ルカが「クロ」としてパーティーに加入して数日後、ルカはバルカスを呼び出し、テオリアの郊外にある静かな場所で密談を始めた。


「バルカス殿。君のパーティーはEランクに昇格したが、このままではフィリアの才能を真に開花させることはできない」ルカは真剣な表情で言った。


バルカスは怯えながらも、「そうでしょうか? シエルの治癒魔法は驚異的です」と反論する。


「それは私の『治癒魔法』の補助によるものだ。フィリア自身は、まだレベルアップを実感していない。彼女は、自分で考えて行動する機会を求めている」


ルカは、フィリアが自分を助けたいという真意を知ったことで、彼女の成長を妨げていることに自己矛盾を感じ始めていた。


「そこでだ、バルカス殿。君に頼みがある。私は君のパーティーから一時的に離脱する」


バルカスは耳を疑った。「え!? 閣下……いや、クロさんがですか? シエルはどうなるんですか?」


ルカは冷たい目をした。「彼女はまだEランクになったばかりだ。簡単に離脱するわけがない。だが、私は今から君に金を積む。公爵家からの援助だ」


ルカは、公爵家からの資金をバルカスに渡し、低い声で指示を出した。


「君たちは、フィリアに**『クロが他の高難度依頼に誘われた』**と説明しろ。そして、君たちは、私からの援助金で、より優秀なパーティーメンバーを雇い、フィリアをサポートする体制を整えろ」


バルカスは愕然とした。「つまり、俺たちに、シエルを安全に成長させるための資金援助と、より強力な冒険者を雇って、シエルの安全を確保しろと……?」


「その通りだ。私はフィリアの安全を、君たち冒険者のプロに託す。そして、私は影から、君たちの活動を全て監視する。もし、フィリアの安全に少しでも危険が及んだ場合……公爵家の制裁が下ることを覚悟しろ」


ルカは、恐怖による支配と、資金による支援という、公爵ならではの**「二重の安全保障」**を敷いた。


ルカはフィリアに「私は君の成長を応援するために、君の傍を離れる」と嘘をつき、実際には、もっと強固な護衛体制を、裏金と脅しで構築しようとしていたのだ。

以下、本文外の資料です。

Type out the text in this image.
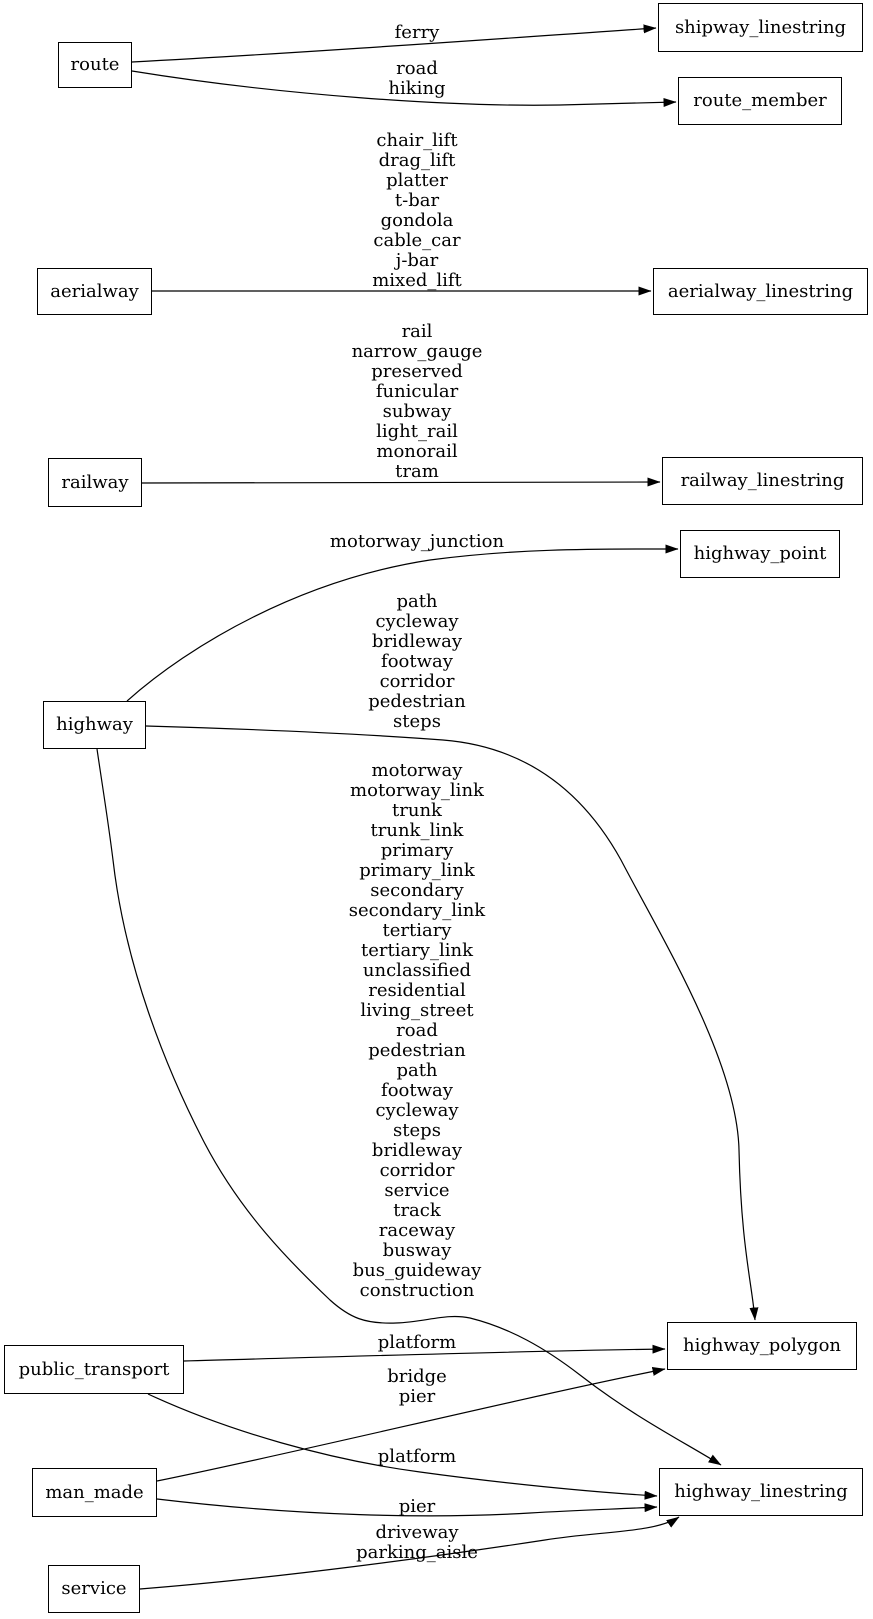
route
shipway_linestring
route_member
aerialway	aerialway_linestring
railway	railway_linestring
highway
highway_point
highway_polygon
public_transport
man_made	highway_linestring
service
ferry
road
hiking
chair_lift
drag_lift
platter
t-bar
gondola
cable_car
j-bar
mixed_lift
rail
narrow_gauge
preserved
funicular
subway
light_rail
monorail
tram
motorway_junction
path
cycleway
bridleway
footway
corridor
pedestrian
steps
motorway
motorway_link
trunk
trunk_link
primary
primary_link
secondary
secondary_link
tertiary
tertiary_link
unclassified
residential
living_street
road
pedestrian
path
footway
cycleway
steps
bridleway
corridor
service
track
raceway
busway
bus_guideway
construction
platform
bridge
pier
platform
pier
driveway
parking_aisle
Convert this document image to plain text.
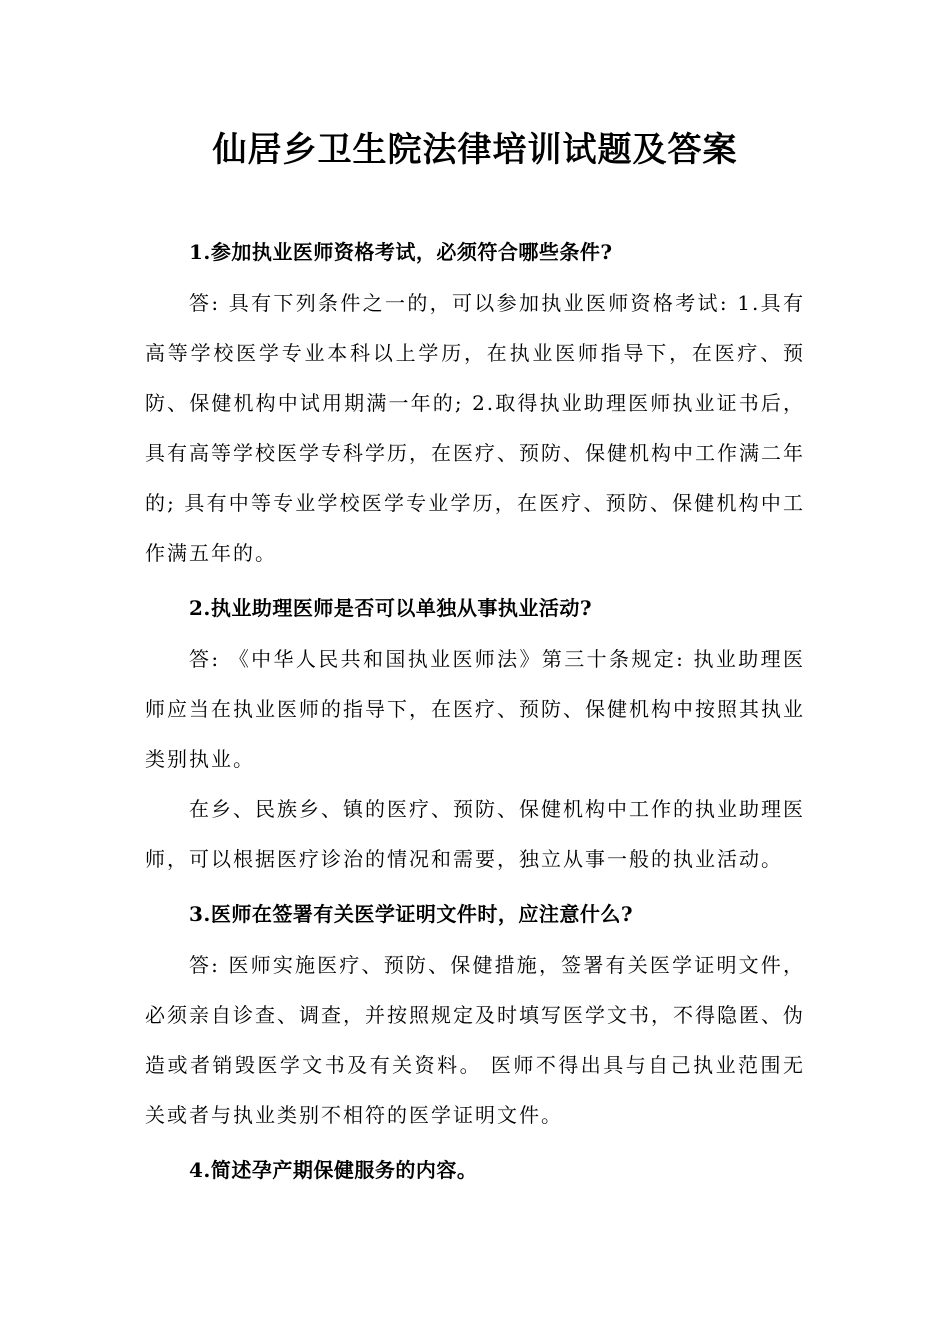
仙居乡卫生院法律培训试题及答案
1.参加执业医师资格考试，必须符合哪些条件?
答: 具有下列条件之一的，可以参加执业医师资格考试: 1.具有高等学校医学专业本科以上学历，在执业医师指导下，在医疗、预防、保健机构中试用期满一年的; 2.取得执业助理医师执业证书后，具有高等学校医学专科学历，在医疗、预防、保健机构中工作满二年的; 具有中等专业学校医学专业学历，在医疗、预防、保健机构中工作满五年的。
2.执业助理医师是否可以单独从事执业活动?
答: 《中华人民共和国执业医师法》第三十条规定: 执业助理医师应当在执业医师的指导下，在医疗、预防、保健机构中按照其执业类别执业。
在乡、民族乡、镇的医疗、预防、保健机构中工作的执业助理医师，可以根据医疗诊治的情况和需要，独立从事一般的执业活动。
3.医师在签署有关医学证明文件时，应注意什么?
答: 医师实施医疗、预防、保健措施，签署有关医学证明文件，必须亲自诊查、调查，并按照规定及时填写医学文书，不得隐匿、伪造或者销毁医学文书及有关资料。 医师不得出具与自己执业范围无关或者与执业类别不相符的医学证明文件。
4.简述孕产期保健服务的内容。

バルカスは、ルカの異常なまでの溺愛と、その裏で動く公爵の権力に打ちのめされた。「わ、わかりました! シエルは、命に変えてもお守りします!」


ルカは静かに頷いた。「よろしい。君たちの成果は、フィリアの成長を通じて、必ず公爵家が評価しよう」


こうして、ルカは表向き「疾風の爪」を離脱したが、実際には、公爵家公認の最強護衛パーティーを、フィリアの傍に配置することに成功した。ルカは、フィリアを公爵邸へ連れ戻すために、公爵の権限を最大限に利用し始めたのだ。